GENE GREY FROM MORENO VALLEY, CA: Do you think that Kenny Pickett has the ability to call his own plays or change a play called in the huddle? Did he do that at Pitt?
ANSWER: I have no idea whether Kenny Pickett was allowed to call his own plays or audible out of called plays during his time at Pitt, and it really has no significance to now because professional football is infinitely more complex than the brand played at the NCAA level. My personal opinion is that Pickett is still so early in his development as an NFL starting quarterback that he should be concentrating on executing what's called.
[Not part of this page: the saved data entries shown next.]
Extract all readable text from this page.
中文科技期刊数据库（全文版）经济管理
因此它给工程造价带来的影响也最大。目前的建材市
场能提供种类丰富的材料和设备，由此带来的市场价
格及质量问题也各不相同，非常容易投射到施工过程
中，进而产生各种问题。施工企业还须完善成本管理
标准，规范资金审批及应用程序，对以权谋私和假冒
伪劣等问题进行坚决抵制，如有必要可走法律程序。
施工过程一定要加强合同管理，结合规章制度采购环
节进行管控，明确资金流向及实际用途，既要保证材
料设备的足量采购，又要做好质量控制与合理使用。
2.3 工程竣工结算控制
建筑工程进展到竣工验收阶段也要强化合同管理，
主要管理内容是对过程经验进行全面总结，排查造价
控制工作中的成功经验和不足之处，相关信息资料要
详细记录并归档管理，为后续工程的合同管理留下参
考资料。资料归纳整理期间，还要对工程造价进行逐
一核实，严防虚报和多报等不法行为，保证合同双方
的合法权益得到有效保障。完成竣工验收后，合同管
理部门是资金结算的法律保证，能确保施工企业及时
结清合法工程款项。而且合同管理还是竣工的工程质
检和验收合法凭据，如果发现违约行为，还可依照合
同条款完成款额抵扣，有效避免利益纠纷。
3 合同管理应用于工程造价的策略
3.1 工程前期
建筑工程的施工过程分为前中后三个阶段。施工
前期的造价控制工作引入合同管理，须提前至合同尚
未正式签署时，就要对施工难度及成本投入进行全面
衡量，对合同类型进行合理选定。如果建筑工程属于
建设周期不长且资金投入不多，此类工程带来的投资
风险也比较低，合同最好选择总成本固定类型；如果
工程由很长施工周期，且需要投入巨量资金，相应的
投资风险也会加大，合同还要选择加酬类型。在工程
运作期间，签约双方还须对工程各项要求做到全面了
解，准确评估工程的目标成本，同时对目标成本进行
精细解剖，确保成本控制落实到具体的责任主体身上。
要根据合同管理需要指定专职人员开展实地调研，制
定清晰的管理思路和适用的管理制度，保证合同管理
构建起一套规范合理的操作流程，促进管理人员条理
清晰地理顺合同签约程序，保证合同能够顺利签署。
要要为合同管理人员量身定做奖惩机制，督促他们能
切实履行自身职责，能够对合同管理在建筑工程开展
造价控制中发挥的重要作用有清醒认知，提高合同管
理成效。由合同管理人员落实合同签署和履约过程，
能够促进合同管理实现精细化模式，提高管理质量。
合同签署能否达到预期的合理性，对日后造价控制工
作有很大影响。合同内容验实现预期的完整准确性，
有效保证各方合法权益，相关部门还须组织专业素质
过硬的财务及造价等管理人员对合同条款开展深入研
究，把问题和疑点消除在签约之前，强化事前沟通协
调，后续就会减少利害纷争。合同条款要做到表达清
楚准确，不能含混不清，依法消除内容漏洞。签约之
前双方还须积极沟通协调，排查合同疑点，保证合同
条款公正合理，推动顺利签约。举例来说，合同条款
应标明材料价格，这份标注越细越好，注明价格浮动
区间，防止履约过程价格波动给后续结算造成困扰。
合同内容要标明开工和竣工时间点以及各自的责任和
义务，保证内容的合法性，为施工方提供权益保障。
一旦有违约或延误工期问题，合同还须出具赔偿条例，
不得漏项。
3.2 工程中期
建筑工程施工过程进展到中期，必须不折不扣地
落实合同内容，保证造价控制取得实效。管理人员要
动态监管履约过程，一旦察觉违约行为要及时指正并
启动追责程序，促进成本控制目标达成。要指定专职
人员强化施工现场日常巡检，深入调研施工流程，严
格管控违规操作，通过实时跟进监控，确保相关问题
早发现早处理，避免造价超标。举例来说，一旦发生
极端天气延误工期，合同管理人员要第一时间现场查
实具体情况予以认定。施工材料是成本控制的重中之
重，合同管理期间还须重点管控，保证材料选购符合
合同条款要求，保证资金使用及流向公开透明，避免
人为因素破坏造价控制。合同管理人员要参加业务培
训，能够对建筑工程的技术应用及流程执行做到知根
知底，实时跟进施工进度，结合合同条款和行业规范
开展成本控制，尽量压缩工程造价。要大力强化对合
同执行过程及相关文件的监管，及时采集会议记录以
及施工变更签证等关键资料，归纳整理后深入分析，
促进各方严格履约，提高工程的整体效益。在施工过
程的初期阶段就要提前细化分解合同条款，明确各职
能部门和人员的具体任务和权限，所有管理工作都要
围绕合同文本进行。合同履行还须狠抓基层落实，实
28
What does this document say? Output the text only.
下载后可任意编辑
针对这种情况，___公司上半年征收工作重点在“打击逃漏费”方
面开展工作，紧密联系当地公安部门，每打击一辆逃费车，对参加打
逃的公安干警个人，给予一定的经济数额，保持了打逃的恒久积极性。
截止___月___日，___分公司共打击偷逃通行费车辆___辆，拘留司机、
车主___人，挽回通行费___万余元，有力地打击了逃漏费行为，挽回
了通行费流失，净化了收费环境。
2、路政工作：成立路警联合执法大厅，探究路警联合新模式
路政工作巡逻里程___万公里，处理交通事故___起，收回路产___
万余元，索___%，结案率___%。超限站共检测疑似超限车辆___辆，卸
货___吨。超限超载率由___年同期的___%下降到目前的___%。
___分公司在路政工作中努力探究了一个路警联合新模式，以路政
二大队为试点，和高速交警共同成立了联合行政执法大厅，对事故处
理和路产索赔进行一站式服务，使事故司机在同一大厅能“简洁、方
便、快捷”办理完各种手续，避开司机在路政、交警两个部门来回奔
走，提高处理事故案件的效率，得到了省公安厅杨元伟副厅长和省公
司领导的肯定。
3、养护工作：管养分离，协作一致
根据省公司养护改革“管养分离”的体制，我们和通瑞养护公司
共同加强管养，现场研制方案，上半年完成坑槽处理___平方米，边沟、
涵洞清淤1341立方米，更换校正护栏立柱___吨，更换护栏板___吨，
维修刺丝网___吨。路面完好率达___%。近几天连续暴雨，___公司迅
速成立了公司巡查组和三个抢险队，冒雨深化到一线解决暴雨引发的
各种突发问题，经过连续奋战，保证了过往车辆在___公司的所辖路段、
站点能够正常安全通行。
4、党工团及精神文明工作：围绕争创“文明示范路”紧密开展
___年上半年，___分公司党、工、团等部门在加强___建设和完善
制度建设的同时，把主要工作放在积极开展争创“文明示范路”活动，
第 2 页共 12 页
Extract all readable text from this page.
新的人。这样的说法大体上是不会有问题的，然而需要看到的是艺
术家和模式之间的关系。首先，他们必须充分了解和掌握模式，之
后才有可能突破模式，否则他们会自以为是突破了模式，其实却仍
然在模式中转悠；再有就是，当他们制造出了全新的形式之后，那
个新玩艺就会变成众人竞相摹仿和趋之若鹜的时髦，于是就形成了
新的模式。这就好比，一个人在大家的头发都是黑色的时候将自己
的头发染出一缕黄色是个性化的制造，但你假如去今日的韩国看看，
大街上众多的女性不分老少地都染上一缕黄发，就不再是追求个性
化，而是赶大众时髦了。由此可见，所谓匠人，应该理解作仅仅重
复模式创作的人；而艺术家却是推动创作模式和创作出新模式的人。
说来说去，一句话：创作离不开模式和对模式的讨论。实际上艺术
Maybe adjusting the protection at the line of scrimmage is doable for a quarterback with his level of experience, but he is not Ben Roethlisberger and shouldn't be expected to be.
SAQUESHA ELLIOT FROM PITTSBURGH, PA: With how Kenny Pickett has been playing do you think the Steelers could potentially sign a proven playoff winner like Nick Foles to take over if we make the playoffs?
ANSWER: Nick Foles? That's a joke, right? Must be a joke because I cannot stop laughing.
TIM DOWNEY FROM DERRY, PA: From watching almost every Steelers game it appears that Damontae Kazee seems to have a positive impact on the game, either with an interception or a tackle on third down that forces the opponent to punt. From your perspective why is he not used more, perhaps as the slot corner?
ANSWER: Damontae Kazee is a safety, and his skill-set is conducive to that position. It's not automatically transferrable to cornerback, and especially to slot cornerback, which is a vastly different position even than outside cornerback. As I wrote as part of an answer to a previous question in this edition of Asked and Answered: This is not a video game. Real-life players are not interchangeable.